Ontucht met minderjarige en vervaardigen van kinderporno

Op 3 december 2025 heeft de Rechtbank Zeeland-West-Brabant uitspraak gedaan in een strafzaak tegen een verdachte die zich schuldig heeft gemaakt aan ontucht met een minderjarige en het vervaardigen van kinderporno. De verdachte, geboren in 1956, werd beschuldigd van het plegen van ontuchtige handelingen met een slachtoffer dat op het moment van de feiten nog geen zestien jaar oud was. De rechtbank oordeelde dat de verdachte zich samen met een medeverdachte schuldig had gemaakt aan deze feiten. De zaak werd inhoudelijk behandeld op 19 november 2025, waarbij de officier van justitie en de verdediging hun standpunten naar voren brachten. De rechtbank concludeerde dat de verklaringen van het slachtoffer en zijn ouders betrouwbaar waren en dat er voldoende steunbewijs was voor de beschuldigingen. De verdachte werd veroordeeld tot een gevangenisstraf van 12 maanden, met aftrek van de tijd die hij in voorarrest had doorgebracht. Daarnaast werd de verdachte verplicht om een schadevergoeding van € 20.000,- te betalen aan het slachtoffer, alsook een bedrag van € 234,83 aan zijn ouders voor materiële schade.
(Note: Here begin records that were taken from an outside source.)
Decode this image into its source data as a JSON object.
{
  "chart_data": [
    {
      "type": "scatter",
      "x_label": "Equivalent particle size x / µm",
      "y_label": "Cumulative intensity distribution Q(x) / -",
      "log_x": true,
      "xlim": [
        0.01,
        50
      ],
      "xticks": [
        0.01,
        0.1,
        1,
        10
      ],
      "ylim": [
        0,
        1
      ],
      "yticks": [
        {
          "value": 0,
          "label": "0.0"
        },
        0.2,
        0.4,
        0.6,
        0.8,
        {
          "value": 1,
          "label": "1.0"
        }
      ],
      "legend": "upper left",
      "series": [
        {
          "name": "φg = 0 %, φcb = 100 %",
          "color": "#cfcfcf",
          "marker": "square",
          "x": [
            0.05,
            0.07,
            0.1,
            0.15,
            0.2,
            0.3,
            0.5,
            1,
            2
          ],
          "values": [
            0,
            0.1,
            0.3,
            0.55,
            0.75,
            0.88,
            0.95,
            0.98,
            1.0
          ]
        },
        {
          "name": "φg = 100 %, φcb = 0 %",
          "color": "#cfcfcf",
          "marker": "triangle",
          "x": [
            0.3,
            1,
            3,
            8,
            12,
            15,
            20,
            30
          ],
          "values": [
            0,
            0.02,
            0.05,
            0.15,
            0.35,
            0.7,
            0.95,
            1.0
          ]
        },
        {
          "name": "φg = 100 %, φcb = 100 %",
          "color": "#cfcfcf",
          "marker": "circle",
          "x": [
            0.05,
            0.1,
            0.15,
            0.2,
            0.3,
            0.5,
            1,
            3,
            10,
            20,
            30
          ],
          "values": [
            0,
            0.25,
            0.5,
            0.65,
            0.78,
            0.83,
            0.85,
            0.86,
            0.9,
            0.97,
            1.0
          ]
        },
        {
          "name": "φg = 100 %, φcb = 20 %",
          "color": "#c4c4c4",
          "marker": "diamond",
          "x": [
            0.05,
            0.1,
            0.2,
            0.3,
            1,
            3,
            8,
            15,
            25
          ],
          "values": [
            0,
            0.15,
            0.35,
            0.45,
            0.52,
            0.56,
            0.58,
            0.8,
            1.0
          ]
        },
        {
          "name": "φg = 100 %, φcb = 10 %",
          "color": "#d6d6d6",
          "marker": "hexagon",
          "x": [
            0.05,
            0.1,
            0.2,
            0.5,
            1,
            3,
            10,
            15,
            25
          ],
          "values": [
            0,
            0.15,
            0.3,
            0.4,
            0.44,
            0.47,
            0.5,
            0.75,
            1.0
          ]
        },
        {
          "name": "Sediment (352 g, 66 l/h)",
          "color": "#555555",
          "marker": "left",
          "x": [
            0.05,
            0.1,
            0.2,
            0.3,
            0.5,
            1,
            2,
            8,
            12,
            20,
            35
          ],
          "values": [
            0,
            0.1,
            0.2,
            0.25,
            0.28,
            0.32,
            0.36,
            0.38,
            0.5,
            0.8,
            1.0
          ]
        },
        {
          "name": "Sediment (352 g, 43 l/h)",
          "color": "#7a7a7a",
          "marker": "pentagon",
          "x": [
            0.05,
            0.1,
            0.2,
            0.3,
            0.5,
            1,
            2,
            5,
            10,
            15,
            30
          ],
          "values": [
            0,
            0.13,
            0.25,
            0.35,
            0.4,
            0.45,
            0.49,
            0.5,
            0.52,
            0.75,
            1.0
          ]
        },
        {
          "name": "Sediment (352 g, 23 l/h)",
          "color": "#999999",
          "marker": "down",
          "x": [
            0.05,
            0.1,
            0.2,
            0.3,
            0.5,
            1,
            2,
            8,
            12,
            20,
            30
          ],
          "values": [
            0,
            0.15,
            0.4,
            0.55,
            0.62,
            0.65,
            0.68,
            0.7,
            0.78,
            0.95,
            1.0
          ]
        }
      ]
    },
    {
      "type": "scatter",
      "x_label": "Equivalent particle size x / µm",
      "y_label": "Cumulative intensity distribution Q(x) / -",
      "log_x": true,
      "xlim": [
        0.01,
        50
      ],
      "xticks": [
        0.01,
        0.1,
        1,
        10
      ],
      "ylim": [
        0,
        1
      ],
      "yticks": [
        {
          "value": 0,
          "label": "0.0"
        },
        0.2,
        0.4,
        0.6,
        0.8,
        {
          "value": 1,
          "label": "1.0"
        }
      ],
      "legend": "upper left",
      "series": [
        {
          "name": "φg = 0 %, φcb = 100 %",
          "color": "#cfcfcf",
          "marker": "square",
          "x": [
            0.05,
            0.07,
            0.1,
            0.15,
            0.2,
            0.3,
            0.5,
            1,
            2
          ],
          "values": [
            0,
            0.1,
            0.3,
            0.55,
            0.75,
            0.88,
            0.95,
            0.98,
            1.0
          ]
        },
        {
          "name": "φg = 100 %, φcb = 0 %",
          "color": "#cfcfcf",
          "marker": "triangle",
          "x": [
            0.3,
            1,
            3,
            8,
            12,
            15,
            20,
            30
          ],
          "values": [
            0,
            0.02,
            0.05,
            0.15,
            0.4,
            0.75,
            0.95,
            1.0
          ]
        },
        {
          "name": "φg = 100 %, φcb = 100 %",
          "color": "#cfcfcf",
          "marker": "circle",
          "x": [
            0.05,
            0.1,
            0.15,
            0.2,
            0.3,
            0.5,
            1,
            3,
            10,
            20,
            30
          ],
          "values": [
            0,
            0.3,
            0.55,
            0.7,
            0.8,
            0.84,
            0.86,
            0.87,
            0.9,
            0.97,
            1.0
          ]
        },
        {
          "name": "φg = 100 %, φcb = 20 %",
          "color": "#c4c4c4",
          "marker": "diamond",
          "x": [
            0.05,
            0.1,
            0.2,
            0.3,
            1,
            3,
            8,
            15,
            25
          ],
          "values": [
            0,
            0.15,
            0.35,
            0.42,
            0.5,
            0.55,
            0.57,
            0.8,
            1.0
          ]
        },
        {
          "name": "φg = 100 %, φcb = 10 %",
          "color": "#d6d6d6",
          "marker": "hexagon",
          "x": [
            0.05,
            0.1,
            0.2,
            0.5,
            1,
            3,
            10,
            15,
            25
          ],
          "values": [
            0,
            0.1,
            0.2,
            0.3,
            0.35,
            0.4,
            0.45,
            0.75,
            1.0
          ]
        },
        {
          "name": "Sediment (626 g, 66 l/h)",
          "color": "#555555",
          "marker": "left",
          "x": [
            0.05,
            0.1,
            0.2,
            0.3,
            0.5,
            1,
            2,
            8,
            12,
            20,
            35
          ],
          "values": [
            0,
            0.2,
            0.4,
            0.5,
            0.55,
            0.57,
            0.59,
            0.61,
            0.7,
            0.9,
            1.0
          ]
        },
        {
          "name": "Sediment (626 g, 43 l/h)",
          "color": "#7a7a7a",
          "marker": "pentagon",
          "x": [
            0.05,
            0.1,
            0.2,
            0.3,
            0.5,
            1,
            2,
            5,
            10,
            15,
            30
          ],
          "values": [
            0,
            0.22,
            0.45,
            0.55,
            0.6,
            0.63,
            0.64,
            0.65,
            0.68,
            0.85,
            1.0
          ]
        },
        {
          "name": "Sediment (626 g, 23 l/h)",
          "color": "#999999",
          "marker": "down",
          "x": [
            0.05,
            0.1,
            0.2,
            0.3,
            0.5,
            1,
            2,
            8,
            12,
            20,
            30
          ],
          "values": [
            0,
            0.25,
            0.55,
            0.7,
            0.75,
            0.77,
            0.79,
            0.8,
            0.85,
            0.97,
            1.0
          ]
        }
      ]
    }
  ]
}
De rechtbank benadrukte de ernst van de feiten en de impact op het slachtoffer, en oordeelde dat alleen een aanzienlijke gevangenisstraf passend was.

Uitspraak

RECHTBANK ZEELAND-WEST-BRABANT
Strafrecht
Zittingsplaats: Breda
parketnummer: 02-232214-23
vonnis van de meervoudige kamer van 3 december 2025
in de strafzaak tegen
[verdachte]
geboren op [geboortedag 1] 1956 te [geboorteplaats]
wonende aan het [adres]
raadsman mr. M. Broere, advocaat te Roosendaal

1.Onderzoek op de terechtzitting

De zaak is inhoudelijk behandeld op de zitting van 19 november 2025, waarbij de officier van justitie, mr. M.P. de Graaf, en de verdediging hun standpunten kenbaar hebben gemaakt.

2.De tenlastelegging

De tenlastelegging is als bijlage I aan dit vonnis gehecht.
De verdenking komt er, kort en feitelijk weergegeven, op neer dat verdachte zich:
samen met een ander schuldig heeft gemaakt aan het plegen van ontuchtige handelingen met [slachtoffer] , die toen de leeftijd van zestien jaren nog niet had bereikt;
samen met een ander schuldig heeft gemaakt aan het vervaardigen en het bezit van kinderporno.

3.De voorvragen

De dagvaarding is geldig.
De rechtbank is bevoegd.
De officier van justitie is ontvankelijk in de vervolging.
Er is geen reden voor schorsing van de vervolging.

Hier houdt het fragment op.